Why Australia mistrusts China’s Huawei
Canberra banned the Chinese telecoms giant from tendering for a national broadband network in 2012 and more restrictions may be on the way
The chairman of Chinese telecoms giant Huawei’s Australian business, John Lord, says his company is the “most audited, inspected, reviewed and critiqued” information and communications technology (ICT) player in the world.
But that may not be enough to stop the private company from being banned again in Australia.
Lord fronted the National Press Club in Canberra earlier this week to defend Huawei’s reputation amid reports that Australia’s government – which banned the company from tendering for a national broadband network in 2012 – is about to do the same for a 5G telecom infrastructure rollout.
“We are proud of our transparency and our track record of demonstrating and making available to customers everything we do,” said Lord, a former admiral in the Royal Australian Navy.
“We are proud that after every kind of inspection, audit, review, nothing sinister has been found. No wrongdoing, no criminal action, or intent, no ‘back door,’ no planted vulnerability and no ‘magical kill switch’.”
Lord was on the offensive this week, but it was clear that not everyone believed him. Indeed, Huawei could be a significant corporate casualty in the fast-evolving diplomatic and security chill in relations between China and Australia.
National security threat
No decision has been made in Canberra on the 5G network, but market whisperings are strong that Huawei is still considered by the government as a national security threat that cannot be trusted to build sensitive telecom infrastructure.
This is despite the fact that the company has had success, without any controversy, in building a national broadband network in New Zealand, and is partnering on 5G with Singapore telecom carrier MI, including on virtual reality applications.
Australia is a member of the “Five Eyes” intelligence-sharing alliance with the US, Canada, the United Kingdom and New Zealand. It is reportedly basing its suspicion on the British experience, when Huawei was contracted by BT – formerly British Telecom – in 2005 to supply routers and access and transmission equipment for a US$17 billion network upgrade.
According to sources who claimed to have been briefed by British intelligence, core switches installed by Huawei in the upgrade were behaving suspiciously and were potentially letting data in and out to a third party. The extent of the alleged network vulnerabilities has never been publicly disclosed.
At the National Press Club, Lord addressed these reports by saying it was a “myth” that the UK government regrets Huawei’s presence in the country.
“I think George Osbourne, the then UK Chancellor, best summed it up when he said ‘there are some Western governments that blocked Huawei from making investments, not Britain, quite the opposite’,” said Lord. He then went on to mention recent supportive comments on Huawei by the UK government’s National Cyber Security Centre.
Research and development
Despite its setbacks in Australia, Huawei still has a major presence. It has provided mobile broadband infrastructure for local telecom companies Optus, Vodafone and TPG and built private networks for leading corporates such as oil and gas producer Santos. Its mobile phones are sold alongside all other brands in stores around the country.

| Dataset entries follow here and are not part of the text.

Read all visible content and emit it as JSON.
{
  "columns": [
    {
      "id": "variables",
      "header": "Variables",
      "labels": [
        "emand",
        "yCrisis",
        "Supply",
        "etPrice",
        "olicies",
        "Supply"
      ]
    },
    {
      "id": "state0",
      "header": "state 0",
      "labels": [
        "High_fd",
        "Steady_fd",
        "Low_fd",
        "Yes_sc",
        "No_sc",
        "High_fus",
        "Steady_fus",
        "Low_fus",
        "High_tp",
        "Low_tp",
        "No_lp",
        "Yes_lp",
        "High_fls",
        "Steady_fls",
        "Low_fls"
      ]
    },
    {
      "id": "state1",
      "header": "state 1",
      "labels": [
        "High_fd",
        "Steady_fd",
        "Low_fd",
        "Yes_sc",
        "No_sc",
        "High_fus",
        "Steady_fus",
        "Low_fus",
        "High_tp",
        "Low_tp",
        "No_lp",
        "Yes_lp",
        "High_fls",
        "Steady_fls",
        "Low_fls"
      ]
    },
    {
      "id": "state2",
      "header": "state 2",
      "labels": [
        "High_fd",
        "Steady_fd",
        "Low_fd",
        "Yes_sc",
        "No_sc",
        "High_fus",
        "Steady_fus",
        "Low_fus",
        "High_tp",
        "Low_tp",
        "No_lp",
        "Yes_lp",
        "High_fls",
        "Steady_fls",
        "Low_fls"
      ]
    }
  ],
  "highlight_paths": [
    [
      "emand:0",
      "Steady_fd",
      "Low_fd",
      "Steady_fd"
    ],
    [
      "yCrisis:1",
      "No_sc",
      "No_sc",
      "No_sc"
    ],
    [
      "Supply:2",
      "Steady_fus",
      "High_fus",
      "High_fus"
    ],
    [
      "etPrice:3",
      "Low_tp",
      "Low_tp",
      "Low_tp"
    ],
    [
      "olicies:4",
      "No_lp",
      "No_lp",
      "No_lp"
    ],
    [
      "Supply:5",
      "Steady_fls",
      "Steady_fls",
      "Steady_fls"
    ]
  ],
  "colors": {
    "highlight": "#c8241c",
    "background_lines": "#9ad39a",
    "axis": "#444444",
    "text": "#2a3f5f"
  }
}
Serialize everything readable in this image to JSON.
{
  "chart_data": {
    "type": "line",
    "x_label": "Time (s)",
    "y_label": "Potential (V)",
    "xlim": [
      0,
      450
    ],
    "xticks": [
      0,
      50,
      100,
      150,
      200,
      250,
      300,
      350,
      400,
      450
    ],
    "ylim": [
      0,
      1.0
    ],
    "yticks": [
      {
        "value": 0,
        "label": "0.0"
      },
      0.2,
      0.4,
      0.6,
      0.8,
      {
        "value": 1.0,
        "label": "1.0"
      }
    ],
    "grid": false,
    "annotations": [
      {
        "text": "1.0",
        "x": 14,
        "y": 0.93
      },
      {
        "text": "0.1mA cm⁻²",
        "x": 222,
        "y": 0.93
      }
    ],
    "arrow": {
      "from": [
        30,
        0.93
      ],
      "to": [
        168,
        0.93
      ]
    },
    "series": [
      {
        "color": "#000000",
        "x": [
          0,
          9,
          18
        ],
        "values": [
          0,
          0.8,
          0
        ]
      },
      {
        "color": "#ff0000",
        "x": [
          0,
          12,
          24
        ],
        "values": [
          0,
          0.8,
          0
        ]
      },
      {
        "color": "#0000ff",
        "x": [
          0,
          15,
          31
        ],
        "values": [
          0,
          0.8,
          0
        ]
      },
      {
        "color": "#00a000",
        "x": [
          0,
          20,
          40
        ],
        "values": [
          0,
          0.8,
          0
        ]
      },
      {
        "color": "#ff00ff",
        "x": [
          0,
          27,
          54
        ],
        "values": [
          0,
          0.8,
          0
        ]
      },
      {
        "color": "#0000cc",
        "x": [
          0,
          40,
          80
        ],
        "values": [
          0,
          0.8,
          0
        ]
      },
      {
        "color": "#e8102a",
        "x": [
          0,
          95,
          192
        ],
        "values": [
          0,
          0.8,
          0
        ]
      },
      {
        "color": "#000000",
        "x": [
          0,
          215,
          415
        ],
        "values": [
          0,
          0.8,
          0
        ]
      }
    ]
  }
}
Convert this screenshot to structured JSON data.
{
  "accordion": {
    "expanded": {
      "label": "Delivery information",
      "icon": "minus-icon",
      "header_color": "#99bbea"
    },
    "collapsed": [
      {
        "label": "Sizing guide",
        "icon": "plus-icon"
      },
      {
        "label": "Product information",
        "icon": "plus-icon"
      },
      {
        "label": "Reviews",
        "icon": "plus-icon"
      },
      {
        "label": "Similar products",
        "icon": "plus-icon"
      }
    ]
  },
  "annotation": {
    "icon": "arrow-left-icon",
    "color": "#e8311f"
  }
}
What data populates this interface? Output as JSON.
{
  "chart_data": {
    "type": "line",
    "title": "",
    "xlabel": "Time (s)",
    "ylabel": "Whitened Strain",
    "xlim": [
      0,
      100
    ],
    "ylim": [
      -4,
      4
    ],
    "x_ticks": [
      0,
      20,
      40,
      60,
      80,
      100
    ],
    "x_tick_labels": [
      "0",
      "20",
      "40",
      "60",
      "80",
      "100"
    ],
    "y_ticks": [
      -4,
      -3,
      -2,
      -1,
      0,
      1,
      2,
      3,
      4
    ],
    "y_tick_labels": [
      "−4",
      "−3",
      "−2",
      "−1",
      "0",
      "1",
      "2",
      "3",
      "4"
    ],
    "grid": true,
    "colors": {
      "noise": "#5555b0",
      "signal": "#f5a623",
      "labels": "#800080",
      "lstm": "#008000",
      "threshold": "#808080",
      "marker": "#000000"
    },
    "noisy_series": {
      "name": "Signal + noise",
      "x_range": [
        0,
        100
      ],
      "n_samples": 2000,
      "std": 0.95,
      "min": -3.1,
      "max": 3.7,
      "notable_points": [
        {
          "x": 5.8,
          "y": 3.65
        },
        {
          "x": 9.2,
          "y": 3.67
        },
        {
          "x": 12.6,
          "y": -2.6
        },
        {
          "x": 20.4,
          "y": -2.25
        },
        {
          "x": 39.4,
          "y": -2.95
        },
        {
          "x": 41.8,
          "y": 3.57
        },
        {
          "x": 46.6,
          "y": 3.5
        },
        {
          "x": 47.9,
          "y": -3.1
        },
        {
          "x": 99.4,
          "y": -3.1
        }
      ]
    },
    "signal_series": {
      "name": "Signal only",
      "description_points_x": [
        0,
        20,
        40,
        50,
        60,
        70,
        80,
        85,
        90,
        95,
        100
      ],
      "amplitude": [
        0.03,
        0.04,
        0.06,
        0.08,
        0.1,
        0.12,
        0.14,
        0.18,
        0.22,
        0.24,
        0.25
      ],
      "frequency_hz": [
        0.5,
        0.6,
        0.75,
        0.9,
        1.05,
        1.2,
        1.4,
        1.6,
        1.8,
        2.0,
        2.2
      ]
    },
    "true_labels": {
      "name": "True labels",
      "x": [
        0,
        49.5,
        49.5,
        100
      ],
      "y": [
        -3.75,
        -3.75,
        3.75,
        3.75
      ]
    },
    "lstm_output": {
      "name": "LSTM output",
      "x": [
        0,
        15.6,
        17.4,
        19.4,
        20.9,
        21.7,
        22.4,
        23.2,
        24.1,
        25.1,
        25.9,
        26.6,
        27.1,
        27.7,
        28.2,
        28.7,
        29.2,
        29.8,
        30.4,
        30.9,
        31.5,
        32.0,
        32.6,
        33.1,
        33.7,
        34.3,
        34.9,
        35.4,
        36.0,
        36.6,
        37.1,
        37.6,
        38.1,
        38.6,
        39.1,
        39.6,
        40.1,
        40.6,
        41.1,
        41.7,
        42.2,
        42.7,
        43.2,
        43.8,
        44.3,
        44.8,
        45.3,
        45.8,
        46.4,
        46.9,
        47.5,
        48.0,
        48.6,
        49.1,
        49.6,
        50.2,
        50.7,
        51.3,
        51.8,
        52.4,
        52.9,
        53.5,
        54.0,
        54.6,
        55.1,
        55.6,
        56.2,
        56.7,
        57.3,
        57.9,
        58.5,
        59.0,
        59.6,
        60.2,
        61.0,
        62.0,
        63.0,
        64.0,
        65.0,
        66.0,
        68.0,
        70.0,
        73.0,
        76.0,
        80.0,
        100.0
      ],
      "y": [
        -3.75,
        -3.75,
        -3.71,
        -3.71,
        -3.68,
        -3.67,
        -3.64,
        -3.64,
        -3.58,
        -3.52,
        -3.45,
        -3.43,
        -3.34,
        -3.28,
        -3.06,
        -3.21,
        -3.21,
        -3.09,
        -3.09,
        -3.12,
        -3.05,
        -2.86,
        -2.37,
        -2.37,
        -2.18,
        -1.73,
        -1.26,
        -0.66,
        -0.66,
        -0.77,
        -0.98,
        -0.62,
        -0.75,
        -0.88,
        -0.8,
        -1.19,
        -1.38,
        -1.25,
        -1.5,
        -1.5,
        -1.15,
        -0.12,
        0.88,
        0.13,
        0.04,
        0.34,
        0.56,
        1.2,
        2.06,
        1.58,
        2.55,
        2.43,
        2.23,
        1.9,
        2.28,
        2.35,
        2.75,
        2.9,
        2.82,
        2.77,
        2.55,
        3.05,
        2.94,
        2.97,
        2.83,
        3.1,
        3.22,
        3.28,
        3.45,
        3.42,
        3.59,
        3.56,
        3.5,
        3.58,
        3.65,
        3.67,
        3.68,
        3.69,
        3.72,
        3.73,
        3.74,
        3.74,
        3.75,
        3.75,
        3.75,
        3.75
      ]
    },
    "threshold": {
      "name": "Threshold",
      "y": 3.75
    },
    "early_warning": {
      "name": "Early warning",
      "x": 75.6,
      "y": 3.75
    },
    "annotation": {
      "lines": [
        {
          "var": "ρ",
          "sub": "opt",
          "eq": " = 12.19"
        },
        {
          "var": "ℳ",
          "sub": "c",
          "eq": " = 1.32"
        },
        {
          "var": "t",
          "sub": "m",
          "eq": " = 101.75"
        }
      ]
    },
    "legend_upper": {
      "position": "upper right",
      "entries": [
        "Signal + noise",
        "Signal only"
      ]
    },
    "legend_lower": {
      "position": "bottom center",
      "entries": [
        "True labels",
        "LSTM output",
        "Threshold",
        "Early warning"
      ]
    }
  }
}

The company has invested A$20 million (US$14.7 million) in an Australian National Training & Innovation Centre in Canberra and takes 30 Australian tertiary students to its Chinese Research and Development facilities each year in a program funded by the Australian government.
Nevertheless, the ongoing suspicion is having a negative impact on its Australian business. Huawei’s financial reports show its research spending in Australia is now at zero, falling from A$10.1 million (US$7.4 million) in 2014.
Its Australian revenue is also on the wane, falling by A$50 million (US$36.8 million) to A$623.2 million (US$458.5 million) last year.
As such, it is perhaps unsurprising that Huawei was revealed this week to be the biggest sponsor of corporate travel for Australian politicians, paying for 12 trips by politicians from all parties since 2012.
While some have viewed this as yet another reason to be suspicious, the company has defended its actions as above board and necessary lobbying and normal business practice.
Much of the suspicion about Huawei comes from the fact that its founder, Ren Zhengfei, is a former officer of the People’s Liberation Army, and it has had to fight perceptions that it is a kind of corporate “Trojan Horse” for China’s ruling Communist Party.
“We often joke in Huawei that outside of China we are seen as the untrustworthy communists and inside China we are viewed as the greedy capitalists,” said Lord, before claiming that much of the resistance to Huawei was based on its Asian origins.
“For some western political and business leaders, the rise and influence of China is not easy to accept,” said Lord.
“In the innovation sectors, traditionally we have relied on European and US-sourced technology to connect us, but this orthodoxy is being challenged by the rise of Asia and the rebalancing of the global ICT industry.”
Whether Australia puts greater emphasis on cutting-edge ICT capabilities or security will be known in the next month or so.
That decision will be a litmus test not only for Huawei’s ambitions in Australia, but will be a major indicator for the future direction of Australia-China relations.